Sorry My mistake it's 300m^3
How do i calculate a,b and c please help me
To calculate the concentration of the base and volume of acid used, you can use the following steps:
(a) Concentration of base:
Step 1: Convert the mass of lithium hydroxide (14g) to moles.
To do this, you need to know the molar mass of lithium hydroxide (LiOH), which can be calculated by adding the atomic masses of lithium (Li), oxygen (O), and hydrogen (H).
Molar mass of LiOH = atomic mass of Li + atomic mass of O + atomic mass of H
= (6.941 g/mol) + (15.999 g/mol) + (1.008 g/mol)
= 23.948 g/mol
Moles of LiOH = mass of LiOH / molar mass of LiOH
= 14g / 23.948 g/mol
≈ 0.584 mol
Step 2: Calculate the concentration of the base in mol/dm^3 (Molarity).
Given that the base dissolved in 500cm^3 (0.5dm^3) of water:
Concentration of base = moles of LiOH / volume of water
= 0.584 mol / 0.5 dm^3
= 1.168 mol/dm^3
So, the concentration of the base is approximately 1.168 mol/dm^3.
(b) Volume of the acid:
Given that 300cm^3 of the acid (0.3dm^3) was used, the volume of the acid is 0.3dm^3.

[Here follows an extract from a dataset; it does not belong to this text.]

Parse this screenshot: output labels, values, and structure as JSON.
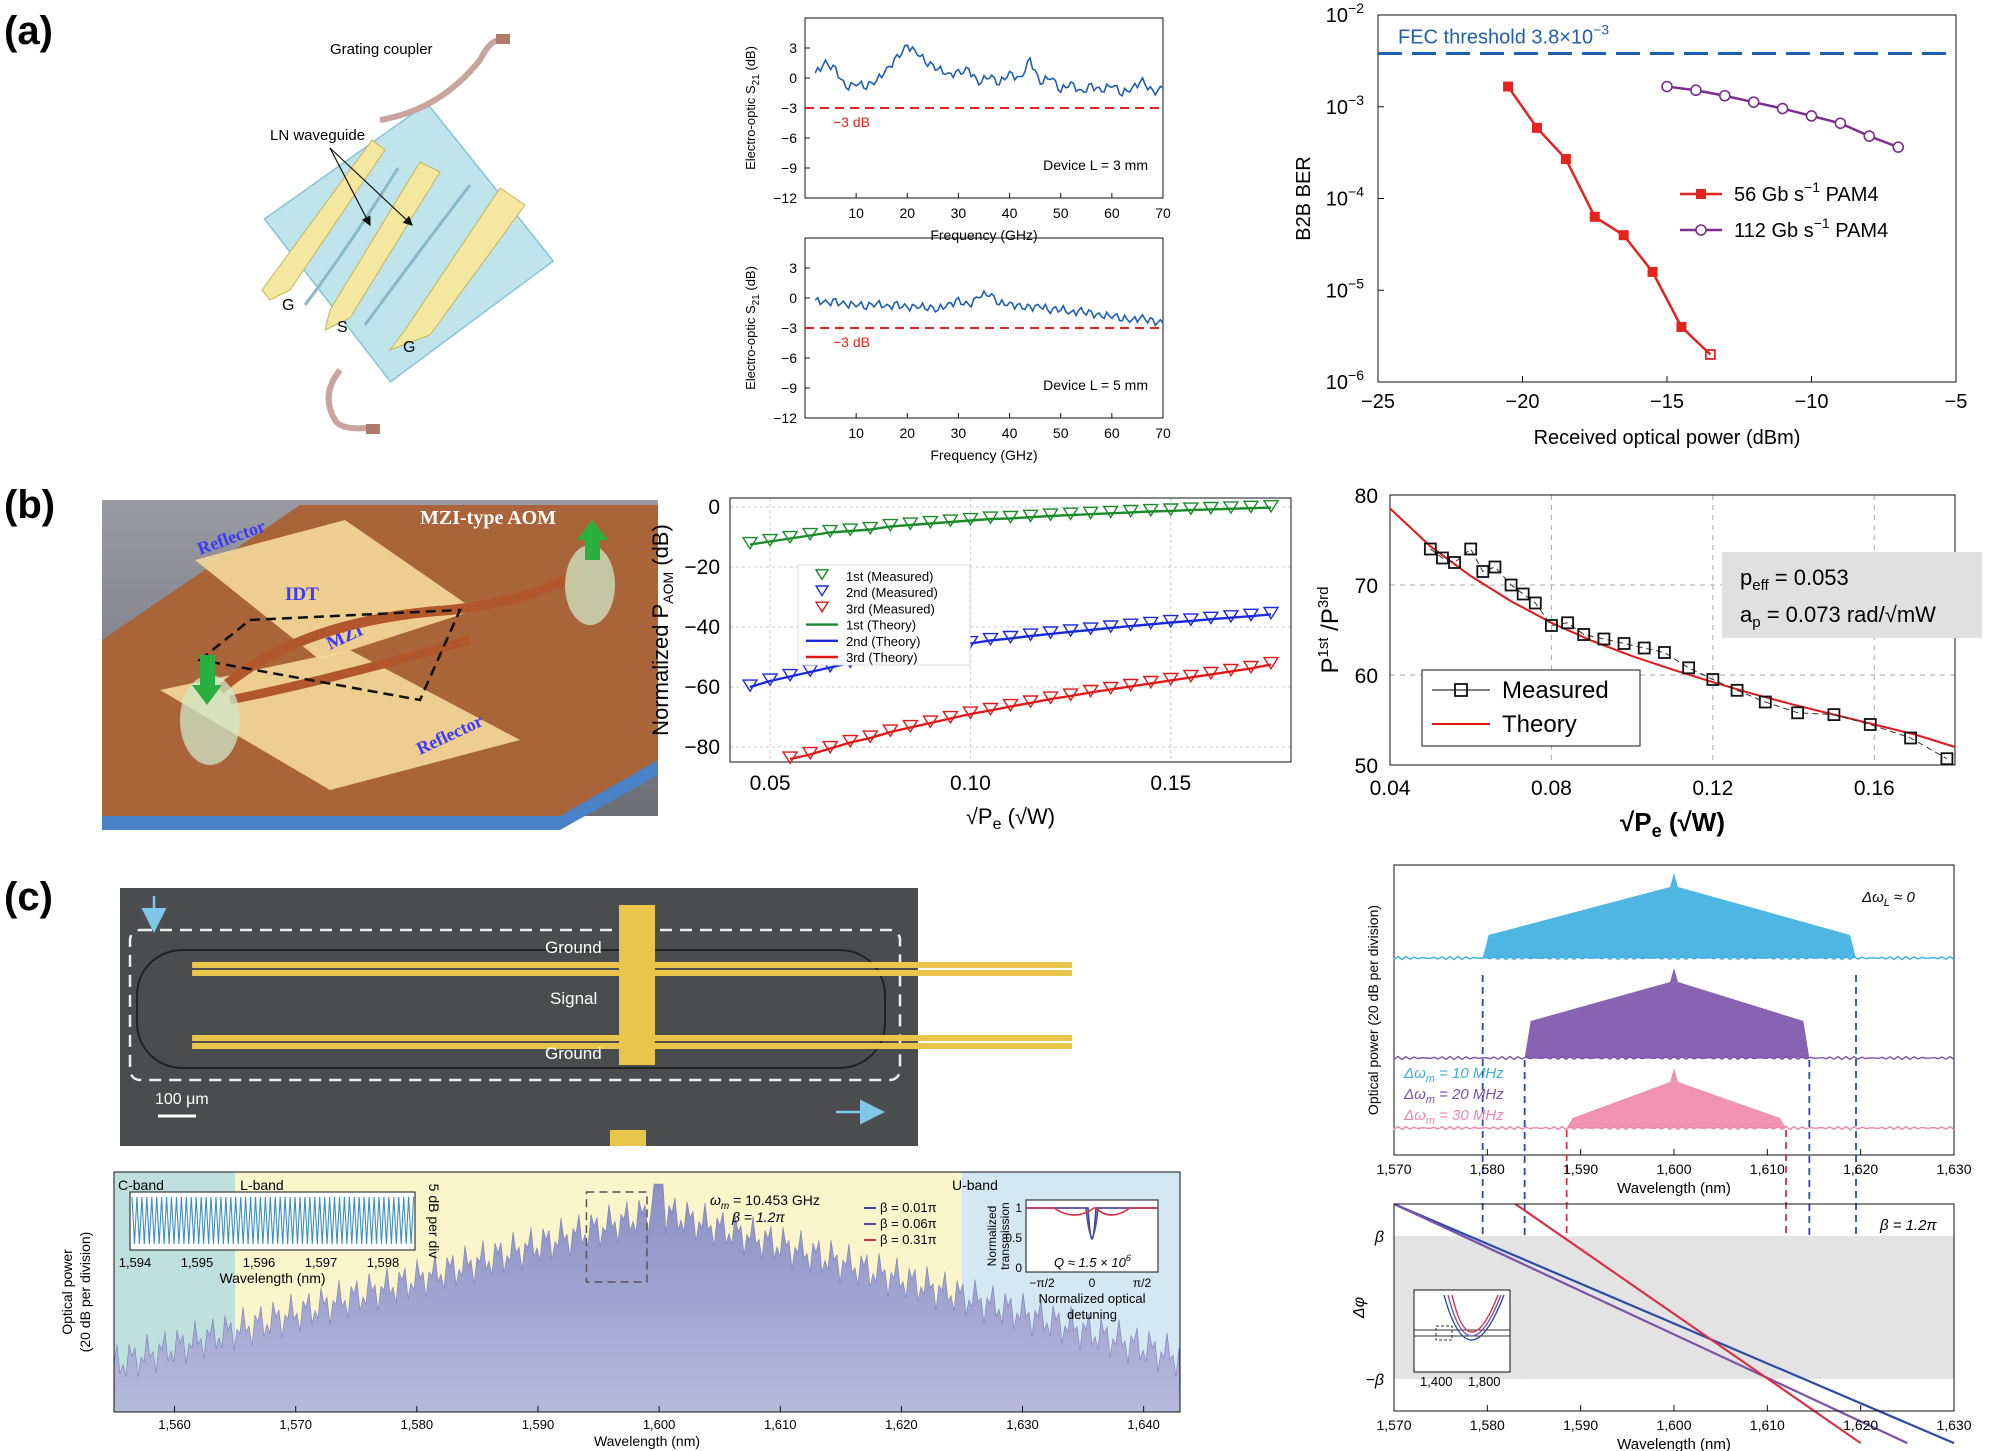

(c) Mass of alkaline used:
To calculate the mass of alkaline (LiOH) used, we need to use the stoichiometry of the balanced chemical equation between LiOH and H2SO4.
The balanced equation is: 2LiOH + H2SO4 → Li2SO4 + 2H2O
From the equation, we can see that 2 moles of LiOH react with 1 mole of H2SO4.
So, the moles of H2SO4 used can be calculated using the molarity and volume of the acid:
Moles of H2SO4 = Molarity x Volume in dm^3
= 0.2 mol/dm^3 x 0.3 dm^3
= 0.06 mol
Since 2 moles of LiOH react with 1 mole of H2SO4, the moles of LiOH used is also equal to 0.06 mol.
Finally, to calculate the mass of alkaline (LiOH), we can use the molar mass of LiOH and the moles of LiOH used:
Mass of LiOH = moles of LiOH x molar mass of LiOH
= 0.06 mol x 23.948 g/mol
= 1.437 g
Therefore, the mass of alkaline used is approximately 1.437 g.
Please note that all calculations are approximate and might vary slightly due to rounding.